Il cheratocono è una malattia cronica ad andamento progressivo che colpisce la cornea, la lente trasparente del nostro occhio. Ha una incidenza di 2/100.000 persone anche se la reale incidenza è probabilmente maggiore di quella riportata.
I fattori di rischio sono rappresentati da: atopia, genetica, sfregamento degli occhi (eye rubbing) o malattie sistemiche che colpiscono il tessuto connettivo.

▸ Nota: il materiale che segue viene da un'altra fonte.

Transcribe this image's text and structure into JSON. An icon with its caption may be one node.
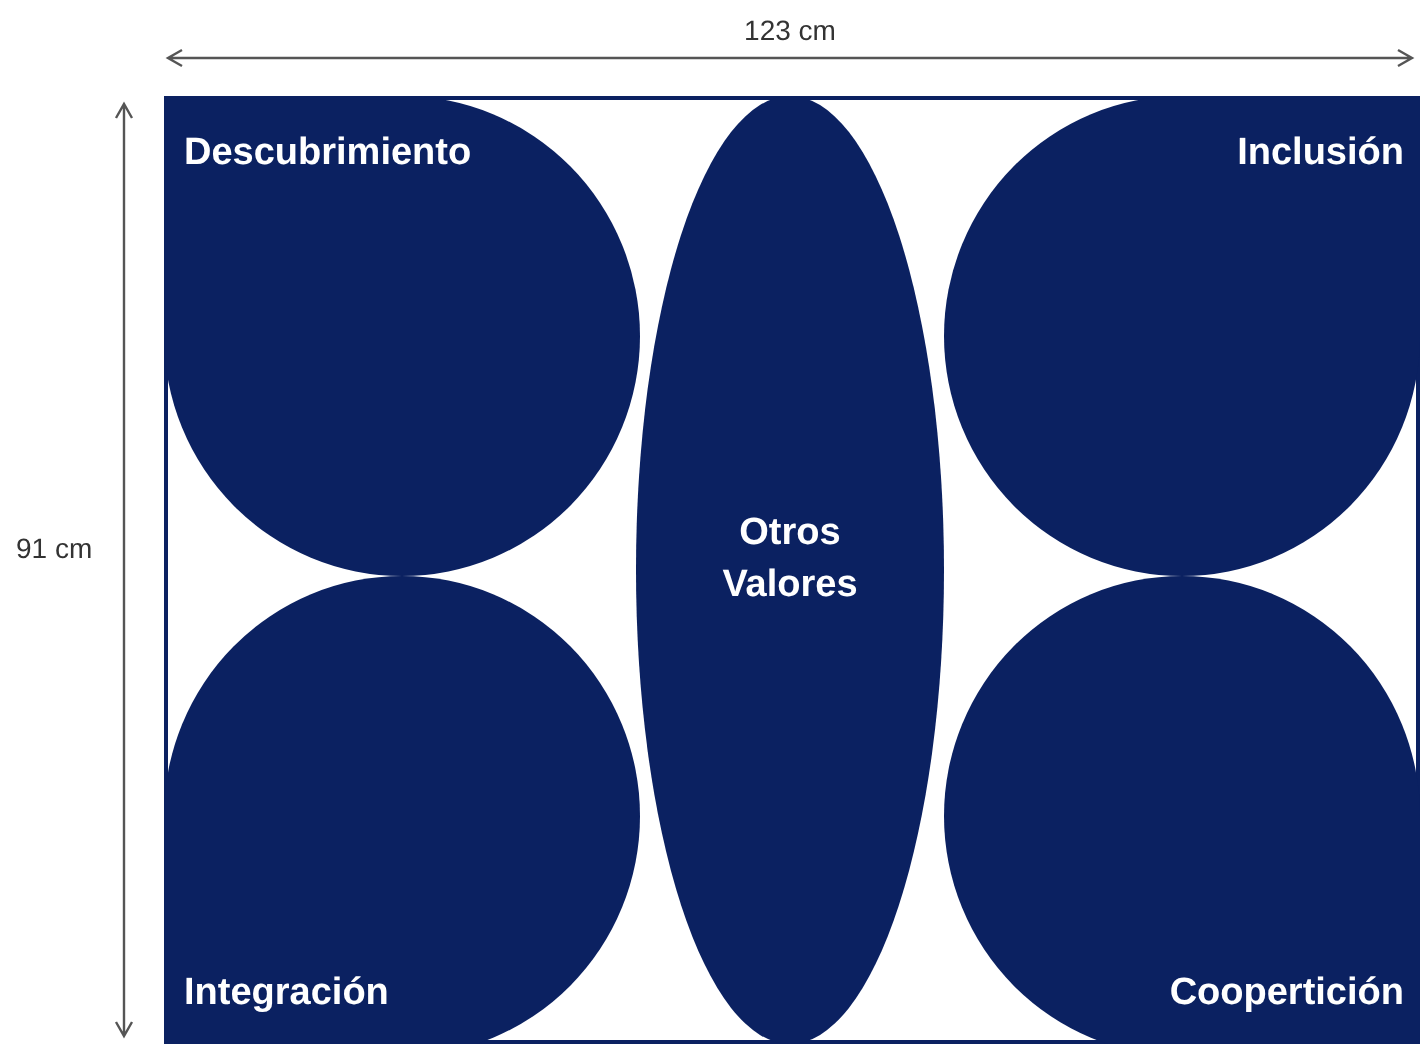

Il cheratocono interessa generalmente entrambi gli occhi, sebbene con un grado di severità spesso differente. La patologia diventa clinicamente evidente quando la cornea inizia a modificare la propria forma, assumendo una configurazione conica: questa alterazione determina un’irregolarità della curvatura corneale che modifica il potere refrattivo, generando distorsioni delle immagini e una visione offuscata, sia per lontano che per vicino.
Il cheratocono non è reversibile, ma è possibile arrestarne la progressione grazie al cross linking: per questo è di estrema importanza la diagnosi precoce e intervenire con tecniche avanzate, intervenendo prima che si verifichino deformazioni della cornea e che le lesioni possano.
L’intervento, che si effettua in anestesia locale, prevede l’installazione sulla superficie della cornea di un collirio a base di riboflavina attivato da un’irradiazione laser con raggi UVA, che consolida i vari strati lamellari che compongono la superficie della cornea. In questo modo la progressione della malattia viene contrastata irrigidendo il tessuto corneale.
Nei casi più severi è indicato il trattamento chirurgico con trapianto di cornea lamellare o a tutto spessore.